西川のパフォ―マンスについては、コメント欄も、
《アニキすごいな》
《これ以上夏を刺激しないでくれ」》
《あと30年後もこの衣装で歌ってほしい》
《28年間、夏を刺激してきた男だ。面構えが違う》
《一生歌上手いなこの筋肉の養成》
と、大喜利状態で、公開から6日間で1500万回超えも間近だ。
「西川さんの『HOT LIMIT』は、テープを巻いたような黒い衣装で、すぐに曲名がわかるビジュアルの夏歌として知られています。さらに、現在の西川さんが鍛えた体で、今もあの衣装を着て登場したことで注目されて、短期間で急激にバズる勢いを見せました」
と、西川人気の理由を分析するのはジャーナリストの松谷創一郎さん(52)だ。この「THE FIRST TAKE」が注目される背景には、曲がフルで披露されない地上波音楽番組の“機能不全”があり、その欠落をこのチャンネルが埋めていると指摘する。
「『THE FIRST TAKE』は歌を中心に据えて、一発録りをし、編集も加工もないので、その緊張感とライブ感が人気を呼んでいます。歌に特化しているのはカラオケ文化が浸透している日本らしいコンテンツですし、歌詞にもこだわりのあるJ-POPファンがじっくり聴けることが支持されているのでしょう」(松谷さん、以下同)
「THE FIRST TAKE」の累計再生数の上位10本は、Creepy Nutsの『Bling-Bang-Bang-Born』を除き、9曲は2020年から2023年の公開となっている。

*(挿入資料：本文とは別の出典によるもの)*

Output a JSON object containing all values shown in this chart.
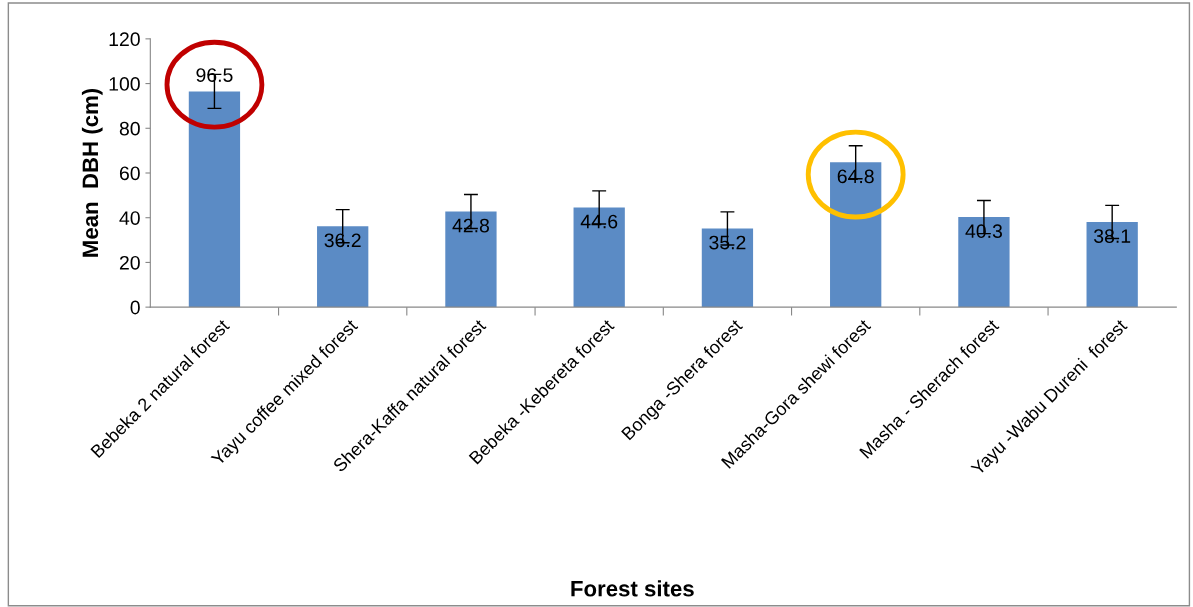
{
  "chart_data": {
    "type": "bar",
    "xlabel": "Forest sites",
    "ylabel": "Mean  DBH (cm)",
    "categories": [
      "Bebeka 2 natural forest",
      "Yayu coffee mixed forest",
      "Shera-Kaffa natural forest",
      "Bebeka -Kebereta forest",
      "Bonga -Shera forest",
      "Masha-Gora shewi forest",
      "Masha - Sherach forest",
      "Yayu -Wabu Dureni  forest"
    ],
    "values": [
      96.5,
      36.2,
      42.8,
      44.6,
      35.2,
      64.8,
      40.3,
      38.1
    ],
    "errors": [
      7.6,
      7.4,
      7.6,
      7.4,
      7.4,
      7.4,
      7.4,
      7.4
    ],
    "color": "#5b8bc5",
    "ylim": [
      0,
      120
    ],
    "yticks": [
      0,
      20,
      40,
      60,
      80,
      100,
      120
    ],
    "data_labels": true,
    "grid": false,
    "legend": false
  }
}
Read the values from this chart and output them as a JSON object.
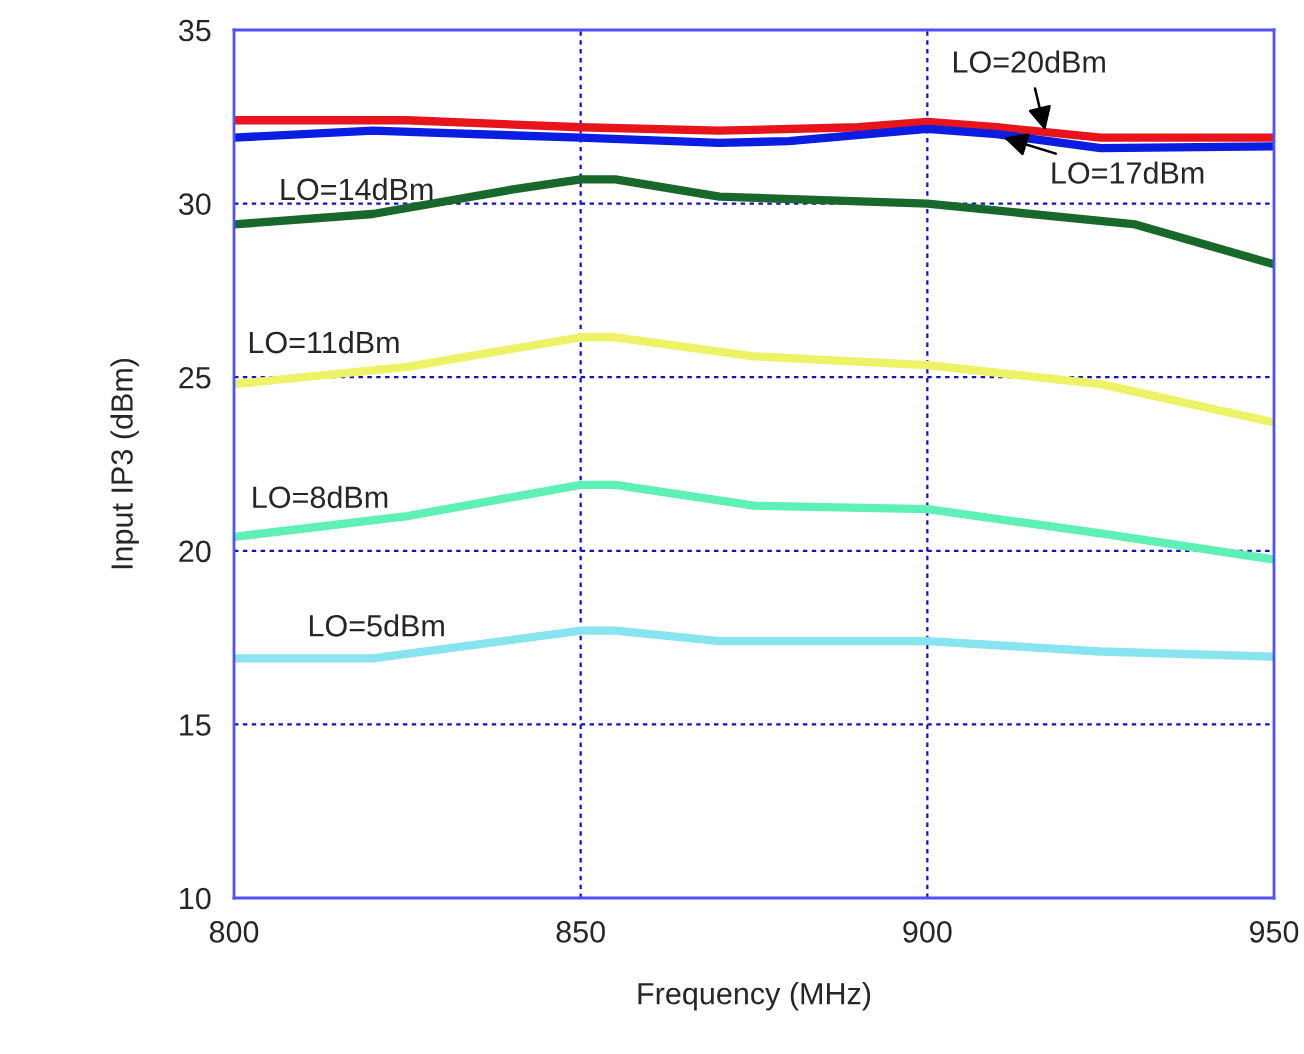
{
  "chart_data": {
    "type": "line",
    "xlabel": "Frequency (MHz)",
    "ylabel": "Input IP3 (dBm)",
    "xlim": [
      800,
      950
    ],
    "xticks": [
      800,
      850,
      900,
      950
    ],
    "ylim": [
      10,
      35
    ],
    "yticks": [
      10,
      15,
      20,
      25,
      30,
      35
    ],
    "grid": true,
    "line_style": "solid",
    "series": [
      {
        "color": "#e8141c",
        "x": [
          800,
          825,
          850,
          870,
          890,
          900,
          910,
          925,
          950
        ],
        "values": [
          32.4,
          32.4,
          32.2,
          32.1,
          32.2,
          32.35,
          32.2,
          31.9,
          31.9
        ]
      },
      {
        "color": "#0a1de0",
        "x": [
          800,
          820,
          850,
          870,
          880,
          900,
          910,
          925,
          950
        ],
        "values": [
          31.9,
          32.1,
          31.9,
          31.75,
          31.8,
          32.15,
          32.0,
          31.6,
          31.65
        ]
      },
      {
        "color": "#17682a",
        "x": [
          800,
          820,
          840,
          850,
          855,
          870,
          900,
          930,
          950
        ],
        "values": [
          29.4,
          29.7,
          30.4,
          30.7,
          30.7,
          30.2,
          30.0,
          29.4,
          28.25
        ]
      },
      {
        "color": "#eef266",
        "x": [
          800,
          825,
          850,
          855,
          875,
          900,
          925,
          950
        ],
        "values": [
          24.8,
          25.3,
          26.15,
          26.15,
          25.6,
          25.35,
          24.8,
          23.7
        ]
      },
      {
        "color": "#5ff0b8",
        "x": [
          800,
          825,
          850,
          855,
          875,
          900,
          925,
          950
        ],
        "values": [
          20.4,
          21.0,
          21.9,
          21.9,
          21.3,
          21.2,
          20.5,
          19.75
        ]
      },
      {
        "color": "#88e4ee",
        "x": [
          800,
          820,
          850,
          855,
          870,
          900,
          925,
          950
        ],
        "values": [
          16.9,
          16.9,
          17.7,
          17.7,
          17.4,
          17.4,
          17.1,
          16.95
        ]
      }
    ],
    "annotations": [
      {
        "text": "LO=20dBm",
        "x": 917,
        "y": 32.1
      },
      {
        "text": "LO=17dBm",
        "x": 911,
        "y": 31.9
      },
      {
        "text": "LO=14dBm",
        "x": 820,
        "y": 29.7
      },
      {
        "text": "LO=11dBm",
        "x": 815,
        "y": 25.0
      },
      {
        "text": "LO=8dBm",
        "x": 815,
        "y": 20.6
      },
      {
        "text": "LO=5dBm",
        "x": 820,
        "y": 16.9
      }
    ]
  }
}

「上位3本の『猫』(DISH//〔北村匠海〕)、YOASOBIのデビュー曲『夜に駆ける』、『鬼滅の刃』の主題歌の『紅蓮華』(LiSA)は、SNSやアニメ主題歌としてヒットした曲で、このチャンネルがコロナ禍で急成長した時期と、楽曲の人気がうまくシナジー効果を起こし、その後も継続的に視聴されている結果ととらえられます」
音楽をじっくり聴かせるチャンネルとして、ヒット曲を生み出す起点となっているのだ。
「『夜に駆ける』も『紅蓮華』も、このチャンネルがヒットへ導いた効果は大きいと考えています。
若い世代にとっては、YouTubeが中高年世代にとっての昔のテレビのように、音楽との最初の接触メディアになるんです」
Vaundyがプロデュースし、milet×Aimer×幾田りらが歌った『おもかげ』が、2022年の『NHK紅白歌合戦』出場へとつながったのも同じ延長線上にあるという。
「ただ、音楽メディアの中心がYouTubeやストリーミングサービスになってから、アーティストの発表する新曲にとってもっとも手強いライバルは、今回の西川さんの『HOT LIMIT』がバズったように、“過去曲”になっています。
スピッツの『チェリー』のように、30年近く前の曲がCMで注目されてヒットし、なかなかランキングから動かないケースもありました」
西川の『HOT LIMIT』が発表された1998年は、日本音楽の最盛期で、それを支えていたのは年間200万人が誕生した第二次ベビーブーム世代(1971~1974年)だ。
「当時20代だったこのボリュームゾーンが、現在は50代前半となっています。西川さんの黒い衣装の記憶を軸に、この世代のハートをがっちり掴んだことが、今回バズった最大の要因ではないでしょうか」
今や、世界中で視聴される「THE FIRST TAKE」。次は、どんな過去曲アーティストがバズリを見せて、世界に羽ばたくだろうか。